The first year of college has been one of the most exciting experiences of my life. I have met so many new people and discovered so many new things about myself. I have been blessed enough to step out of my comfort zone and to be challenged by those around me. I took classes that allowed me to branch out from what I have always thought I was interested in. One such class was a kinesiology class focused on physical activity and health. This was something I had never really explored before. Whenever I thought of health and a future career I always thought of biology and doctors, my mind never wandered much farther than that. Knowing I always wanted to somehow be involved in the health profession I never thought of anything besides being a doctor, that was always my first instinct. This was something I especially focused on when applying to schools and looking at their biology programs and preparation ability for acceptance into med school.
A lot of people enter college with this set idea for what they want their life to look like over the next four years, or at least I did. I wanted to major in biology, go to med school, and end up as some amazing doctor. The first semester eventually beat that out of me. The plan I went into this year with is most definitely not the plan I am leaving with. Halfway into my second semester, I am almost finished with my application to switch majors. My goal is to hopefully be admitted to the Kinesiology program and to study something I am passionate about that will help me obtain my future goals.
Going into this major change process, I was so nervous thinking about all the possible outcomes but most predominantly the outcome of what to do if I did not get in. Biology is no longer my passion, I actually ended up dropping the only college biology course I was enrolled in because I disliked it so much. So what was my back up going to be? It was very clear to me that biology is no longer an option. Being weighed down by all these what ifs became a major stressor.
After talking to a lot of people I began to realize how common it is for students to want to change their major and their career path. While not everyone does this, and I applaud those who stick with one goal throughout all four years, there are still a lot of people who switch majors once, twice, maybe even three times.

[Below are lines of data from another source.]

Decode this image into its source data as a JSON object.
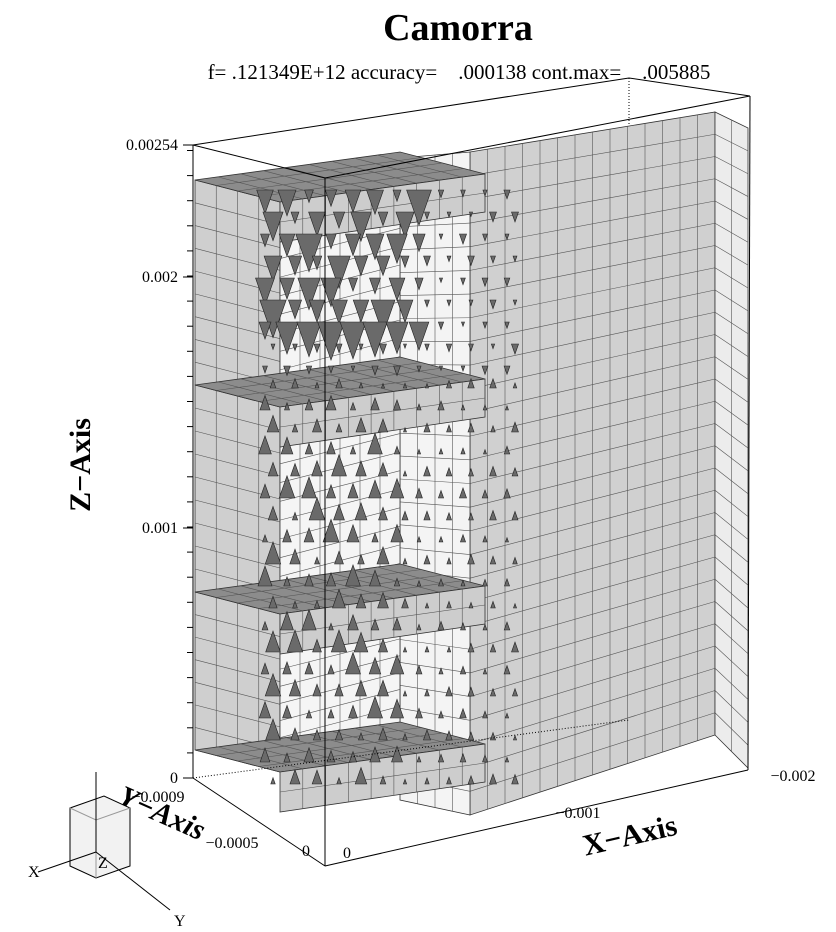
{
  "title": "Camorra",
  "subtitle": "f= .121349E+12 accuracy=    .000138 cont.max=    .005885",
  "axes": {
    "z": {
      "label": "Z−Axis",
      "ticks": [
        "0.00254",
        "0.002",
        "0.001",
        "0"
      ]
    },
    "y": {
      "label": "Y−Axis",
      "ticks": [
        "−0.0009",
        "−0.0005",
        "0"
      ]
    },
    "x": {
      "label": "X−Axis",
      "ticks": [
        "0",
        "−0.001",
        "−0.002"
      ]
    }
  },
  "triad": {
    "x": "X",
    "y": "Y",
    "z": "Z"
  }
}
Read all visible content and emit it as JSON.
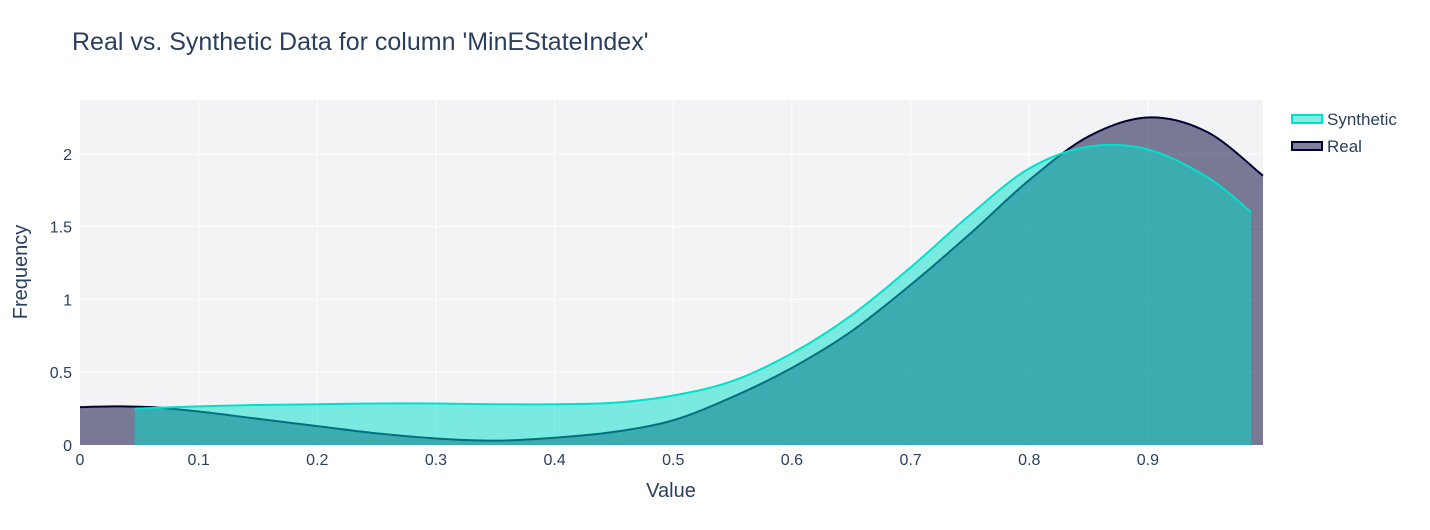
{
  "chart_data": {
    "type": "area",
    "title": "Real vs. Synthetic Data for column 'MinEStateIndex'",
    "xlabel": "Value",
    "ylabel": "Frequency",
    "xlim": [
      0,
      0.997
    ],
    "ylim": [
      0,
      2.37
    ],
    "grid": true,
    "legend_position": "top-right",
    "xticks": [
      0,
      0.1,
      0.2,
      0.3,
      0.4,
      0.5,
      0.6,
      0.7,
      0.8,
      0.9
    ],
    "xtick_labels": [
      "0",
      "0.1",
      "0.2",
      "0.3",
      "0.4",
      "0.5",
      "0.6",
      "0.7",
      "0.8",
      "0.9"
    ],
    "yticks": [
      0,
      0.5,
      1,
      1.5,
      2
    ],
    "ytick_labels": [
      "0",
      "0.5",
      "1",
      "1.5",
      "2"
    ],
    "series": [
      {
        "name": "Real",
        "color": "#000036",
        "fill": "rgba(0,0,54,0.5)",
        "x": [
          0,
          0.03,
          0.06,
          0.1,
          0.15,
          0.2,
          0.25,
          0.3,
          0.35,
          0.4,
          0.45,
          0.5,
          0.55,
          0.6,
          0.65,
          0.7,
          0.75,
          0.8,
          0.85,
          0.9,
          0.95,
          0.997
        ],
        "y": [
          0.26,
          0.265,
          0.26,
          0.23,
          0.18,
          0.13,
          0.08,
          0.045,
          0.03,
          0.05,
          0.09,
          0.17,
          0.33,
          0.53,
          0.78,
          1.1,
          1.45,
          1.82,
          2.12,
          2.25,
          2.15,
          1.85
        ]
      },
      {
        "name": "Synthetic",
        "color": "#01E0C9",
        "fill": "rgba(1,224,201,0.5)",
        "x": [
          0.046,
          0.1,
          0.15,
          0.2,
          0.25,
          0.3,
          0.35,
          0.4,
          0.45,
          0.5,
          0.55,
          0.6,
          0.65,
          0.7,
          0.75,
          0.8,
          0.85,
          0.9,
          0.95,
          0.987
        ],
        "y": [
          0.25,
          0.265,
          0.275,
          0.28,
          0.285,
          0.285,
          0.28,
          0.28,
          0.29,
          0.34,
          0.44,
          0.63,
          0.89,
          1.22,
          1.58,
          1.9,
          2.05,
          2.03,
          1.84,
          1.6
        ]
      }
    ]
  }
}
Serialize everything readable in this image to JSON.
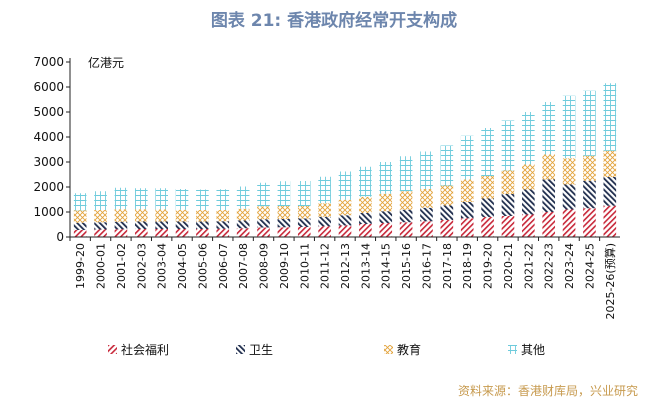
{
  "title": "图表 21: 香港政府经常开支构成",
  "source": "资料来源：香港财库局，兴业研究",
  "colors": {
    "title": "#6d86ad",
    "source": "#c79a4e",
    "welfare": "#c8283a",
    "health": "#1f2d4d",
    "education": "#e3a33b",
    "other": "#6ecbdc"
  },
  "chart_data": {
    "type": "bar",
    "stacked": true,
    "unit_label": "亿港元",
    "ylim": [
      0,
      7000
    ],
    "yticks": [
      0,
      1000,
      2000,
      3000,
      4000,
      5000,
      6000,
      7000
    ],
    "legend_position": "bottom",
    "categories": [
      "1999-20",
      "2000-01",
      "2001-02",
      "2002-03",
      "2003-04",
      "2004-05",
      "2005-06",
      "2006-07",
      "2007-08",
      "2008-09",
      "2009-10",
      "2010-11",
      "2011-12",
      "2012-13",
      "2013-14",
      "2014-15",
      "2015-16",
      "2016-17",
      "2017-18",
      "2018-19",
      "2019-20",
      "2020-21",
      "2021-22",
      "2022-23",
      "2023-24",
      "2024-25",
      "2025-26(预算)"
    ],
    "series": [
      {
        "name": "社会福利",
        "pattern": "diagonal-red",
        "values": [
          280,
          300,
          310,
          320,
          320,
          320,
          320,
          330,
          350,
          380,
          390,
          400,
          430,
          460,
          520,
          560,
          590,
          630,
          680,
          750,
          800,
          840,
          900,
          1000,
          1100,
          1150,
          1250
        ]
      },
      {
        "name": "卫生",
        "pattern": "diagonal-navy",
        "values": [
          290,
          290,
          300,
          300,
          300,
          300,
          300,
          300,
          310,
          330,
          330,
          340,
          380,
          410,
          440,
          470,
          500,
          540,
          580,
          650,
          740,
          880,
          1000,
          1300,
          1000,
          1100,
          1150
        ]
      },
      {
        "name": "教育",
        "pattern": "crosshatch-orange",
        "values": [
          500,
          490,
          500,
          490,
          480,
          470,
          460,
          450,
          470,
          520,
          520,
          500,
          540,
          620,
          650,
          700,
          740,
          750,
          800,
          900,
          900,
          950,
          1000,
          1000,
          1050,
          1000,
          1050
        ]
      },
      {
        "name": "其他",
        "pattern": "grid-cyan",
        "values": [
          680,
          750,
          860,
          840,
          850,
          830,
          820,
          830,
          890,
          940,
          990,
          1000,
          1060,
          1130,
          1200,
          1270,
          1400,
          1500,
          1600,
          1750,
          1920,
          1990,
          2100,
          2100,
          2500,
          2600,
          2700
        ]
      }
    ]
  }
}
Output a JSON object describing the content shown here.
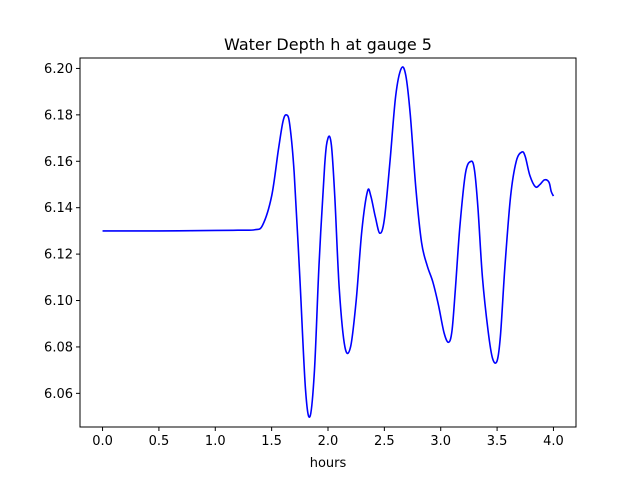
{
  "chart_data": {
    "type": "line",
    "title": "Water Depth h at gauge 5",
    "xlabel": "hours",
    "ylabel": "",
    "xlim": [
      -0.2,
      4.2
    ],
    "ylim": [
      6.0455,
      6.2045
    ],
    "xticks": [
      0.0,
      0.5,
      1.0,
      1.5,
      2.0,
      2.5,
      3.0,
      3.5,
      4.0
    ],
    "xtick_labels": [
      "0.0",
      "0.5",
      "1.0",
      "1.5",
      "2.0",
      "2.5",
      "3.0",
      "3.5",
      "4.0"
    ],
    "yticks": [
      6.06,
      6.08,
      6.1,
      6.12,
      6.14,
      6.16,
      6.18,
      6.2
    ],
    "ytick_labels": [
      "6.06",
      "6.08",
      "6.10",
      "6.12",
      "6.14",
      "6.16",
      "6.18",
      "6.20"
    ],
    "grid": false,
    "series": [
      {
        "color": "#0000ff",
        "x": [
          0.0,
          0.5,
          1.0,
          1.2,
          1.35,
          1.42,
          1.5,
          1.56,
          1.6,
          1.63,
          1.66,
          1.7,
          1.75,
          1.8,
          1.84,
          1.88,
          1.92,
          1.97,
          2.0,
          2.03,
          2.06,
          2.1,
          2.15,
          2.2,
          2.25,
          2.3,
          2.35,
          2.38,
          2.42,
          2.46,
          2.5,
          2.55,
          2.6,
          2.65,
          2.69,
          2.73,
          2.78,
          2.83,
          2.88,
          2.93,
          2.98,
          3.03,
          3.07,
          3.1,
          3.13,
          3.17,
          3.22,
          3.27,
          3.3,
          3.33,
          3.37,
          3.42,
          3.46,
          3.5,
          3.53,
          3.57,
          3.62,
          3.67,
          3.72,
          3.75,
          3.79,
          3.84,
          3.88,
          3.92,
          3.96,
          3.98,
          4.0
        ],
        "y": [
          6.13,
          6.13,
          6.1302,
          6.1303,
          6.1305,
          6.1325,
          6.145,
          6.165,
          6.177,
          6.18,
          6.176,
          6.155,
          6.11,
          6.062,
          6.05,
          6.07,
          6.115,
          6.158,
          6.17,
          6.167,
          6.145,
          6.105,
          6.08,
          6.08,
          6.1,
          6.13,
          6.147,
          6.145,
          6.136,
          6.129,
          6.135,
          6.16,
          6.188,
          6.2,
          6.197,
          6.18,
          6.148,
          6.125,
          6.115,
          6.108,
          6.098,
          6.086,
          6.082,
          6.087,
          6.105,
          6.132,
          6.155,
          6.16,
          6.156,
          6.14,
          6.11,
          6.087,
          6.075,
          6.074,
          6.085,
          6.115,
          6.145,
          6.16,
          6.164,
          6.162,
          6.154,
          6.149,
          6.15,
          6.152,
          6.151,
          6.147,
          6.145
        ]
      }
    ]
  }
}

My dreams of advancing medicine and becoming a doctor have since become dreams of being a physical therapist. These dreams are more like a goal-oriented reality. I have worked in a physical therapy office for several years now and have always been interested in what they do. Now after taking a few kinesiology based classes and learning more about the human body, I am even more excited by this potential career. Seeing the impact my coworkers make on patients lives is truly amazing. I have always wanted to impact and help others in a similar way. With my newfound intrigue in kinesiology, I think physical therapy is the way for me to do that.